By Randy Paul of Beautiful Horizons
For those of you who do not know my blog, I write primarily about Latin America with a special interest in Brazil (more about me here). So, while Ezrinho is revisiting his raizes brasileiras, he was kind enough to ask me to fill in.
Matt Yglesias made the following comment here about Wednesday's earthquake in Peru:
I have nothing to say about it, but it seems wrong not to recognize these tragedies and their victims.
Of course it's not wrong to recognize these tragedies and their victims.

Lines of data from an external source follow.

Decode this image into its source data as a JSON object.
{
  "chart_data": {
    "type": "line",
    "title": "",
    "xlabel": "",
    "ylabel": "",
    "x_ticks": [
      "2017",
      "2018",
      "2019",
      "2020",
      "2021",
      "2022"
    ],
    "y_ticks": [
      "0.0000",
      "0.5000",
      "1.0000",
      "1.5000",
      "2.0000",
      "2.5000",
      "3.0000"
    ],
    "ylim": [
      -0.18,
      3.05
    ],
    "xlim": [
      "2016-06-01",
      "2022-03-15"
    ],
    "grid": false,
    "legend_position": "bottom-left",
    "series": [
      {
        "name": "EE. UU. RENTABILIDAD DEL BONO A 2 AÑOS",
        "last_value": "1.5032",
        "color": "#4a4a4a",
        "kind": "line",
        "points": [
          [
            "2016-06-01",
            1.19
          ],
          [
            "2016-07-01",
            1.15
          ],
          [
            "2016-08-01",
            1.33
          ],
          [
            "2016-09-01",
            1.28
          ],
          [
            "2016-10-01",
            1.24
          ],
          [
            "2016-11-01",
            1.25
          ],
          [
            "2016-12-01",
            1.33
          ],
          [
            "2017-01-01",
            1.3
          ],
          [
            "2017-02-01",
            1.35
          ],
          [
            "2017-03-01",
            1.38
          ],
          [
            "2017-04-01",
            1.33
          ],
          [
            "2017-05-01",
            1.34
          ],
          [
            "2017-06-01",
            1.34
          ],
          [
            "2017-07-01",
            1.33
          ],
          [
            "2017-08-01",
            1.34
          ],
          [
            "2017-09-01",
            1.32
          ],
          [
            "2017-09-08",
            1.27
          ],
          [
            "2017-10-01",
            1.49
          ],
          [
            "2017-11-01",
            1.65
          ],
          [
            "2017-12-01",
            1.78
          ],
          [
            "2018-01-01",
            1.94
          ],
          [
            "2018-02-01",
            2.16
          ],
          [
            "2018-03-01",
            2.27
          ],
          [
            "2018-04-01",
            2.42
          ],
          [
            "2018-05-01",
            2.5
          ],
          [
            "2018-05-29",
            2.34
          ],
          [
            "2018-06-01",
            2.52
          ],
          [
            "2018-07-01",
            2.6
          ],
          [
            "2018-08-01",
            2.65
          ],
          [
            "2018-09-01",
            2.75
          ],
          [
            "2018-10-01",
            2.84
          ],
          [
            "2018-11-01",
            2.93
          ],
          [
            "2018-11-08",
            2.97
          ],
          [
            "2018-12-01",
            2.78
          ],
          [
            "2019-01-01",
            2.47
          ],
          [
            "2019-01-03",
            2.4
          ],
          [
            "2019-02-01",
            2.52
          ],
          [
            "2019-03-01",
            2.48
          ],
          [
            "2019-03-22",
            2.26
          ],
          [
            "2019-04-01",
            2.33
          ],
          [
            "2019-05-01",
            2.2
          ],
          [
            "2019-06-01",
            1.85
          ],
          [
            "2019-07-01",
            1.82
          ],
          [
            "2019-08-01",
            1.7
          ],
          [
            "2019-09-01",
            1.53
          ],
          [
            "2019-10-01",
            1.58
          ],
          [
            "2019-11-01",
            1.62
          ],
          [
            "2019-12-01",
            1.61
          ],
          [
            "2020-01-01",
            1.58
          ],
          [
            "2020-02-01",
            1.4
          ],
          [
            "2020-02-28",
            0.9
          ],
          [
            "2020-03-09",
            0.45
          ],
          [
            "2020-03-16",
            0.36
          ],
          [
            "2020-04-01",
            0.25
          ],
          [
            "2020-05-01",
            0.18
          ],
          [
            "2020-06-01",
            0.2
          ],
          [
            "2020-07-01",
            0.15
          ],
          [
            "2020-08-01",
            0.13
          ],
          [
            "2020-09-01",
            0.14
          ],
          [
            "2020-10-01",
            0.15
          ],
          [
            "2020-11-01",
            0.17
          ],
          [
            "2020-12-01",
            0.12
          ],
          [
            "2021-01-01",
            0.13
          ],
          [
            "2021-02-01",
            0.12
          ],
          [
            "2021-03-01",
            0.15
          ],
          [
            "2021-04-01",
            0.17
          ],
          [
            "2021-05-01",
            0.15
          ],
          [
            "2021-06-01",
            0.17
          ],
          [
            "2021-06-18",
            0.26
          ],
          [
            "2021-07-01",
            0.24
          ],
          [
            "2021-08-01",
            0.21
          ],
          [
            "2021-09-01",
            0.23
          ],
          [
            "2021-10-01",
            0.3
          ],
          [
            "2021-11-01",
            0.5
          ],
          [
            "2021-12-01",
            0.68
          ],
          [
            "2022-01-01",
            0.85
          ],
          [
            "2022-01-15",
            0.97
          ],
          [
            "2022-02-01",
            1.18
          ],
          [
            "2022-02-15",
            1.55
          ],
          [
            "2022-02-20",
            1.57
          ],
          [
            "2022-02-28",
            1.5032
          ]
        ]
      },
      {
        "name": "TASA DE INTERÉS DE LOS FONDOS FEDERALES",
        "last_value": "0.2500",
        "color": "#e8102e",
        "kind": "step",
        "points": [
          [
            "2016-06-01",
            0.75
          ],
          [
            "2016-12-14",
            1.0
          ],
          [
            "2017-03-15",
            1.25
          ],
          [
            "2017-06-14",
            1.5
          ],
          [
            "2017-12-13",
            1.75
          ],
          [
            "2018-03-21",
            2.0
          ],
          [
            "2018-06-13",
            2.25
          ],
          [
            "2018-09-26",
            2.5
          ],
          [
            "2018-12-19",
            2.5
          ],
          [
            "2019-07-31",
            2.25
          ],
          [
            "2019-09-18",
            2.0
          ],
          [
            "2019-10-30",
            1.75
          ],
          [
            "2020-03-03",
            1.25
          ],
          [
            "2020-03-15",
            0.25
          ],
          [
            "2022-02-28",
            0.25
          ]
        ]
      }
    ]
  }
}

What is wrong is that so much of what we hear in the news about Latin America involves these sorts of tragedies and political upheaval.
In the early 1980's I read a book that profoundly changed my view of how media in the US report the developing world back to us. The book, Coups and Earthquakes was written by Mort Rosenblum and it was a compelling analysis of media coverage in the US of the world outside the US and Europe. The title essentially reiterates the MSM focus on the developing world.
Unfortunately, precious little has changed. Google "bus plunge" and you'll see what I mean. Do the same with "coup de etat" or "strongman dictator" and you'll get the idea. How many media outlets report the fact that Brazil is leading the way in developing smaller commercial jets via Embraer and created 247 jobs in Ft. Lauderdale? How often do we hear that Companhia Vale do Rio Doce (CVRD) is the world's leading miner of iron ore? Before Hugo Chávez, how often did the MSM mention that Citgo was owned by PDVSA, the state-owned oil company of Venezuela? Much was made of the fact that in Michael Moore's film Sicko, that the US was just ahead of Slovenia in terms of health care, but I don't recall anyone mentioning that the US was just behind Costa Rica. Has anyone heard any mention that Banco Bradesco was the third bank in the world to provide online banking to its customers in 1996?
Admittedly, much of this wonkish, but it bears pointing out. I hope in my short stay here to perhaps dispel some myths about and spur some interest in Latin America.